The Labor Department reported 967,800 workers in the agriculture, forestry, fishing and hunting industry in 2010.
5. Manufacturing -- 4.4 cases per 100 workers
Manufacturing was the only industry that saw its incidence rate creep up from 2009, reporting 4.4 cases per 100 workers, up slightly from 4.3 the year before. With 11.4 million workers, it was also the third-most-populous industry, behind only health and social assistance and retail trade, which counted 14.5 million workers.
Beverage and tobacco product manufacturing was the riskiest occupation within this industry, with 6.4 cases per 100 workers, followed closely by primary metal manufacturing (6.3) and wood product manufacturing (6.2).
The safest occupations in the industry were computer and electronic product manufacturing and petroleum and coal products manufacturing, each with an incidence rate of 1.5 cases per 100 workers.
Because of implemented OSHA standards, on-the-job injury and illness rates have declined by 67 percent, while U.S. employment has nearly doubled.
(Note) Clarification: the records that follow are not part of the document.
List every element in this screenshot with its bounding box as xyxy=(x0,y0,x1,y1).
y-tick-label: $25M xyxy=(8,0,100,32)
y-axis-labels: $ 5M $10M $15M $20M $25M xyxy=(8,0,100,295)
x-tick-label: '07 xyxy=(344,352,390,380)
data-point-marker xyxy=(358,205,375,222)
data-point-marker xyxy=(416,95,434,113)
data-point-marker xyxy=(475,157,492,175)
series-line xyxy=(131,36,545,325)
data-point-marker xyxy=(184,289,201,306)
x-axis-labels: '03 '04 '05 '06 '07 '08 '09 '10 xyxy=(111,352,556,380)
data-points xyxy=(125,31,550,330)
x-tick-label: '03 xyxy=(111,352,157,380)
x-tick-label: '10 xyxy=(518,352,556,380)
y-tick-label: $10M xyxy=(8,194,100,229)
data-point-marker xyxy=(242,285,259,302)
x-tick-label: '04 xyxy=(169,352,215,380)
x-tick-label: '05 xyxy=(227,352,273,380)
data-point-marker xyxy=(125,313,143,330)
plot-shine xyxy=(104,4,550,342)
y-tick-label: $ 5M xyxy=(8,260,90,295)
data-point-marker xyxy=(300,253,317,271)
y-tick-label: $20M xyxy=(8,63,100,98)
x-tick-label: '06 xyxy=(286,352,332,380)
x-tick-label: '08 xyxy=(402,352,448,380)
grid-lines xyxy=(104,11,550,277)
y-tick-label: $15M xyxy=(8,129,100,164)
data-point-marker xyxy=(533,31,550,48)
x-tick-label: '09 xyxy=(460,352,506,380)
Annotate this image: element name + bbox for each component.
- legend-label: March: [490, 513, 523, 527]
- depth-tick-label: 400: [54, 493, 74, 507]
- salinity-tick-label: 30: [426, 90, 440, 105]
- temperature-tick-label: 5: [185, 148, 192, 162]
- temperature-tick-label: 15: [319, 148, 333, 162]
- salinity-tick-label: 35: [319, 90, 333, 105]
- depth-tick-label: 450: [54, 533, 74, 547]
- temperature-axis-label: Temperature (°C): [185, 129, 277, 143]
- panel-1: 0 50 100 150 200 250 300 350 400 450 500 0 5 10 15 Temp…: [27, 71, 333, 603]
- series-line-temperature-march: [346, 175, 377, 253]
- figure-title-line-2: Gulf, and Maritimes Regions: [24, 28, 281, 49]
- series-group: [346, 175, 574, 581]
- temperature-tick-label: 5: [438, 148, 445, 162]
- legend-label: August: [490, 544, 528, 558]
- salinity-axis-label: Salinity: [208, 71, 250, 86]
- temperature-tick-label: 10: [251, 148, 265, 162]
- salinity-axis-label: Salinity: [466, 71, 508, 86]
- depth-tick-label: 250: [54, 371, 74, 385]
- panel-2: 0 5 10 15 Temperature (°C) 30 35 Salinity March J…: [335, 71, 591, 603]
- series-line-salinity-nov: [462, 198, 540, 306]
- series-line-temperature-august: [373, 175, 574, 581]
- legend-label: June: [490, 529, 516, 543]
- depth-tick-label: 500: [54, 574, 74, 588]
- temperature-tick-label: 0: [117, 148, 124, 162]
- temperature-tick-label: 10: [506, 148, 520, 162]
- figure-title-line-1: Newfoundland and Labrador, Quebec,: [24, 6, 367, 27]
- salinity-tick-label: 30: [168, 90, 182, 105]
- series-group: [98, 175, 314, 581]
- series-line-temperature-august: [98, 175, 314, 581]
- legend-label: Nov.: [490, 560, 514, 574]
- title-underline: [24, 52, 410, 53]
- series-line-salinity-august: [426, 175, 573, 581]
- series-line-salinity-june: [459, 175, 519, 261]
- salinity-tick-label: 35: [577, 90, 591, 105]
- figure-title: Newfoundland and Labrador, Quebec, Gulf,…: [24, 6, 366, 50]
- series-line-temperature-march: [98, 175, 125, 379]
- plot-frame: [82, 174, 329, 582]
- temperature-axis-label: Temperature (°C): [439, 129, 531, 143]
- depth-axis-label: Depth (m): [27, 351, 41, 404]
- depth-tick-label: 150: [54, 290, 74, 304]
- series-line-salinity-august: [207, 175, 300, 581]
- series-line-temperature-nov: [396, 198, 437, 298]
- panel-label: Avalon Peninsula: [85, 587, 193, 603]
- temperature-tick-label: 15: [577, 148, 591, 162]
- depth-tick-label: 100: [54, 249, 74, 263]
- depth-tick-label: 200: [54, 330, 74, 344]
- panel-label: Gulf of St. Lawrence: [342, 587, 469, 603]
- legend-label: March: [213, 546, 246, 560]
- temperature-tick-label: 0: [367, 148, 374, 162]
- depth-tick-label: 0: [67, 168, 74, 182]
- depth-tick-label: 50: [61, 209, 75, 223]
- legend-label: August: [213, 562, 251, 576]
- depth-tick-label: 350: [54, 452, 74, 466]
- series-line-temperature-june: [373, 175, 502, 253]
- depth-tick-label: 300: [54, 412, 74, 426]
It's clear that employees have OSHA to thank, in part, for a safer work environment.
A deeper look: Injuries are more prevalent than illnesses
While the BLS lumps injuries and illnesses together for the purposes of its reporting, injuries dominate the category. Of the 3.1 million incidents the agency reported last year, around 2.9 million, or 95 percent, were injuries, with illnesses accounting for the remaining 5 percent.
The most recent report reveals a multi-year downtick in workplace injuries and illnesses, which fell 5.9 percent from 2009 and down 29.8 percent since 2003.
"We are encouraged by the reported decline in incidence rates for workplace injuries and illnesses, which is reflective of the joint effort of government, business, unions and other organizations," Labor Secretary Hilda Solis said in a statement. "Nevertheless, 3.1 million injuries and illnesses in the workplace is too high. Serious injuries and illnesses can knock a working family out of the middle class. Workers should not have to sacrifice their health and safety to earn a paycheck."